Reader, Writer, Reviewer

Dustin Thomason, author of newly released 12.21 was nice enough to answer some questions for my blog!  Aaaand he’s a super fox.  Bonus points, he likes a good vodka martini.  He also co-wrote the very excellent The Rule of Four, so check him out!

Julz:  How was writing this novel on your own different than doing a collaboration (like Rule of Four) or writing for TV?

Dustin:  Writing alone means you are the only boss and the employee, and sometimes that’s great, and other times it’s very hard.  You have to motivate on your own, and critique on your own.  You can still get feedback from others, but you have to be your own first critic.  In a television writer’s room, or when you’re collaborating on a novel with someone, you get that constant feedback loop that can be both hard and very rewarding.  I like doing both, and depending on the project I plan to continue to write alone and to work with partners.

Julz: You created such a scary scenario with the spread of prions.  In my review I mentioned developing psychosomatic symptoms of prion disease.  What would you say to readers who develop insomnia after reading your book.

Dustin: I hope the only insomnia people have from reading this book is because they can’t put it down! There are other distinct symptoms of prion disease if readers are worried, not just insomnia. They should also be aware that they’re not alone—that insomnia affects at least a third of the population, usually developing during adulthood and later. FFI only occurs in about forty families worldwide.

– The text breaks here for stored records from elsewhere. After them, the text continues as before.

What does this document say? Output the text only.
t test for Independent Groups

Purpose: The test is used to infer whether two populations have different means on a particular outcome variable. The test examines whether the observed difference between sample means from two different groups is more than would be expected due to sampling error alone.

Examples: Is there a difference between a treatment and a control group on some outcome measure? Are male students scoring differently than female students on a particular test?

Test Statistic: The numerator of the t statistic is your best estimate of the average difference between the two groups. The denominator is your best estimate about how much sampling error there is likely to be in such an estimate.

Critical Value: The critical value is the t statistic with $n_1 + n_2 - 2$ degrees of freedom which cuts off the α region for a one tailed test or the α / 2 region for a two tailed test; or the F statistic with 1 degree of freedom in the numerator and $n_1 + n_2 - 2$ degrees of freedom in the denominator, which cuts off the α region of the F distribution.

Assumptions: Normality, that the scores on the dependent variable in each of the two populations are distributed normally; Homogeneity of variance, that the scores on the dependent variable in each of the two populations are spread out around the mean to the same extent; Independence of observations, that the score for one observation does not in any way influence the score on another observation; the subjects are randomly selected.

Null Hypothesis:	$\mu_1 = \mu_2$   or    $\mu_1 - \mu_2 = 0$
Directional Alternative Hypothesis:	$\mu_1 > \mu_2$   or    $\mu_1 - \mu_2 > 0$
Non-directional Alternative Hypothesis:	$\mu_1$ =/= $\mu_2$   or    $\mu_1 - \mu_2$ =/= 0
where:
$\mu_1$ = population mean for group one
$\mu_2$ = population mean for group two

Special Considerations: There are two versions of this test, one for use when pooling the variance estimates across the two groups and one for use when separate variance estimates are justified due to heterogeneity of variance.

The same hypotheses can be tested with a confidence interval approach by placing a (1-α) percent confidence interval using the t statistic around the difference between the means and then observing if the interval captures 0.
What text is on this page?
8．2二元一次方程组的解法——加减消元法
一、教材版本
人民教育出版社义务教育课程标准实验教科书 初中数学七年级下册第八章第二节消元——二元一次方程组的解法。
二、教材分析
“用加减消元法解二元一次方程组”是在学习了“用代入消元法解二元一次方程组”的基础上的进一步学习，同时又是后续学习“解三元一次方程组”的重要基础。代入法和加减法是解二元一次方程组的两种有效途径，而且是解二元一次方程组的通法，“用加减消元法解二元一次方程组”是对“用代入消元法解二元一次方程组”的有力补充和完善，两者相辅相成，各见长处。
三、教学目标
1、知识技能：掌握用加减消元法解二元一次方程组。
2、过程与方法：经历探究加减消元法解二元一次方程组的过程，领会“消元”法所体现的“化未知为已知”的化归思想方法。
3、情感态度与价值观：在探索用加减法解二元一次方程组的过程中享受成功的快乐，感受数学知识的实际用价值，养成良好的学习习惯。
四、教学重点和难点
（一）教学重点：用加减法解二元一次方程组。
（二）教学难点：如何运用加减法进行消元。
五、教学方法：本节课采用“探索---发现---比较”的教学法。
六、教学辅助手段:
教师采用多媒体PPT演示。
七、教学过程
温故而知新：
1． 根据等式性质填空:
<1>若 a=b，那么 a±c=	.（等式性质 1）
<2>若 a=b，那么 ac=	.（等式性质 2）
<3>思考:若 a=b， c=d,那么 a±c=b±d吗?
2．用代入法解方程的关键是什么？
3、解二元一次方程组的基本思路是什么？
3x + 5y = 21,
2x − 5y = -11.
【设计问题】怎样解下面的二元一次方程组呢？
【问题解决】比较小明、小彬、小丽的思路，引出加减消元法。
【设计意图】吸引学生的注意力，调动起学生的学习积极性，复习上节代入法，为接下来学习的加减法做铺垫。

Julz: When researching ancient Mayan culture, what was the most interesting tidbit you came across?  Were you able to travel to the region of Central America that you so vividly described?

Dustin:  One of the most mistaken assumptions about the collapse of the ancient Maya people is that the invading Spanish and other European explorers brought it on. What people don’t know is that the abandonment of the great cities, the mysterious exodus of tens of thousands of Maya from the lowlands of Central America, happened 500 years before Columbus’s arrival. And now, over a thousand years later, we still aren’t sure why. There are piles of hypotheses and very well researched and very logical possibilities. But there is no clear answer. This incredible unsolved mystery was one of several pillars of inspiration for 12.21, and something that will always fascinate and intrigue me.

Julz:. Are you going to do anything to celebrate 12/21/12 in a few months

Dustin:  Planning to throw a huge party, probably in Los Angeles.  Maybe on the beach near where I live. At midnight I want to be surrounded by all of my dear friends, those who have been hearing me talk about 12/21/12 for years and are probably tired of my beating the drum. I definitely owe each of them a few drinks.

Julz: Please tell my readers or favorite drink and your favorite book.

Dustin:  Favorite drink:  Vodka martini extra dirty.  Favorite book:   The Stand

Any of us who attempts to write a story about the end of the world—or a new beginning for it—must bow before King’s masterwork. A tapestry of memorable, complicated characters, a big, weird, wonderful tale of good and evil, his Christian morality play, The Stand is the longest part of King’s doomsday shadow in which we all sit. When the book was initially published, he cut many hundreds of pages to please his editor, but from the first time I read the unabridged version and got to live inside that imagination, all I couldthink was: “If only it were a thousand more.”